I’d aimed too high and the slug hit him high in
front, on the left shoulder. Hit him the way you see big-bore rifle
slugs—the 470 Nitro Expresses—bounce against the hides of rhino
or of elephant. With a dusty, sick-making explosion. Like I’d
thrown a bag of red dirt at him instead of a bullet. It spun him all
the way around toward the intersection. And it was only when he was
facing away from me that I saw the hole it had made—all the way
through his body and out the back of his coat. Jagged, red, the size
of a grapefruit. His whole coat was red
in
back and smoking in the icy air.

Grimes fell forward off the curb and went down to his
knees on the pavement. I could see part of his face. Blood was
dripping steadily from his mouth and from his nose. There was blood
everywhere on the snow and on his coat.

A woman on the other side of Taft had begun to
scream, hands on her cheeks and mouth open wide. And several of the
thrill seekers had stopped in their tracks and started running up
Euclid to where I was sitting on the sidewalk. I could hear their
feet on the ice behind me.

"Get back!" I shouted over my shoulder.
"Get the hell back."

I looked once at the body of the woman in the wool
overcoat, wedged obscenely in the cracked windshield. Then got to my
feet.

Grimes was staring at me, over his shoulder. I
pointed the magnum at him and said, "Don’t, Grimes."
Knowing full well that he was going to do it. Cocking the piece with
my left hand because I knew.

"Don’t!" I said again.

"Why the hell not?" he said stupidly. His
breath was like a red mist.

He moved so quickly it was as if he’d never been
hit. Around on his knees, the dull barrels of the shotgun nosing
through the opening in his coat. I pulled the trigger again. And he
fell back as if he’d broken in two. The shotgun went off with a
boom—straight up, in a shower of sparks and smoke. Hitting nothing.
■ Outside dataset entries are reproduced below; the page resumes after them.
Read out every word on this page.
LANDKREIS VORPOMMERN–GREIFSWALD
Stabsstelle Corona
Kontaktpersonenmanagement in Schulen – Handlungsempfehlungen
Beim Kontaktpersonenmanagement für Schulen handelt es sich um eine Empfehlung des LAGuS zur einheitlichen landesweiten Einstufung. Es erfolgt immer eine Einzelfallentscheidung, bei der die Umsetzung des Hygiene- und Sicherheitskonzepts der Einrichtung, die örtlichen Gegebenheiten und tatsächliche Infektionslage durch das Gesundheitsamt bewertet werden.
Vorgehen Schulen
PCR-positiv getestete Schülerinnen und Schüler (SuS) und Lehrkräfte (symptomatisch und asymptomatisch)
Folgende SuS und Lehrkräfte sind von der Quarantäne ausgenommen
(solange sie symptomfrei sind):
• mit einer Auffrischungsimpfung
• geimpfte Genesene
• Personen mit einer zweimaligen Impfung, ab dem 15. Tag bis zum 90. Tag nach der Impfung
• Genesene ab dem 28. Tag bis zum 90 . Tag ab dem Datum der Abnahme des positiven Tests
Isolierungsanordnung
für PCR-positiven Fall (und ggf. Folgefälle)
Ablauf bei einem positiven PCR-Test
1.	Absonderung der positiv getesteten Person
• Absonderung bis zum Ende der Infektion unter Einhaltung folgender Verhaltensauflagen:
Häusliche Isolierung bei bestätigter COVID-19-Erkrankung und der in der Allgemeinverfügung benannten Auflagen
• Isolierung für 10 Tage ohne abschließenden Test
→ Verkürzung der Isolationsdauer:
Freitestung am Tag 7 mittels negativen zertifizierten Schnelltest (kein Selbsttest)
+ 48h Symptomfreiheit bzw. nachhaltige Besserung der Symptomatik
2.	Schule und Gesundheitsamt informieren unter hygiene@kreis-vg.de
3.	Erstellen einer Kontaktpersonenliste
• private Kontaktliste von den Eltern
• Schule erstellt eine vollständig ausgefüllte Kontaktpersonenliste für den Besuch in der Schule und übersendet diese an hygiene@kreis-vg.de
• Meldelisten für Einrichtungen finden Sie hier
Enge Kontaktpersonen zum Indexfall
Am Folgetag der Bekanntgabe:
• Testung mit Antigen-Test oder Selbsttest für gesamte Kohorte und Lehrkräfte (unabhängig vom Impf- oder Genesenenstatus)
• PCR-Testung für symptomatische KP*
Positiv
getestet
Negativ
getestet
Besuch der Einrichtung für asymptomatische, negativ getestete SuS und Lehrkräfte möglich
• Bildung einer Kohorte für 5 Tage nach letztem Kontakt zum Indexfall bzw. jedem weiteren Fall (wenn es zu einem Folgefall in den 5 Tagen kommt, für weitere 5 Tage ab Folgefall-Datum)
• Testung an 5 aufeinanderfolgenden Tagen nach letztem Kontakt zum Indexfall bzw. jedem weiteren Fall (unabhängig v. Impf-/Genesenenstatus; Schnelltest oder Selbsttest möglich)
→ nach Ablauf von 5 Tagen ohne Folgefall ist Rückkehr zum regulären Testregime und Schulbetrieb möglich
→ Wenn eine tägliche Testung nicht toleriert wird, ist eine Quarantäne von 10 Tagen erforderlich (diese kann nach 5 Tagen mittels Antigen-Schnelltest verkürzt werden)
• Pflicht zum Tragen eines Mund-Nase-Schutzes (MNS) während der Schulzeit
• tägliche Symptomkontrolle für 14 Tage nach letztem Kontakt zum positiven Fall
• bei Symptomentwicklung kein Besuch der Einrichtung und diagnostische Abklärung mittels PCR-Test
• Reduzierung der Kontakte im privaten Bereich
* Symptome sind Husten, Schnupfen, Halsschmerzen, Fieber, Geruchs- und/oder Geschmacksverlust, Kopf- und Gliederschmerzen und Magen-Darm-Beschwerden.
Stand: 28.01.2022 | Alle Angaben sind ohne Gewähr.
I held the gun on him for another minute. Even though
I knew he was dead. Bent back on his knees, the shotgun gleaming in
his hands.
 

26

A police marksman killed Linda Green—Grimes’
girlfriend, who’d created the diversion that allowed him to slip
out the front door. He killed her with a single shot from an
apartment window across from her second—f1oor room.

Before she died, she’d fired over a thousand rounds
from the machine pistol Grimes had left with her. And five of 
those rounds had killed Ted Lurman.

I didn’t know that until after a squad car had
pulled up at the Taft intersection and an ambulance had come to take
what was left of Lester Grimes to the county morgue. The cops in the
squad car were nervous and efficient and, once they’d found out
whom I’d killed, palsy and sympathetic.

"You had to do it. You had to do it," one
of them kept saying to me, as if he were defending a friend in an
imaginary argument.

I kept repeating his words as I walked up Euclid, but
I was seeing Grimes’ blood frozen in the street and the smoke that
had poured from his chest, like the vaporous smoke from a manhole
cover. When I made it back to the apartment house and heard that
Lurman was dead, I sat down hard on a snow bank beside the alleyway
and tried to remember what my life had been like before Lovingwell
and Lester O. Grimes had entered it.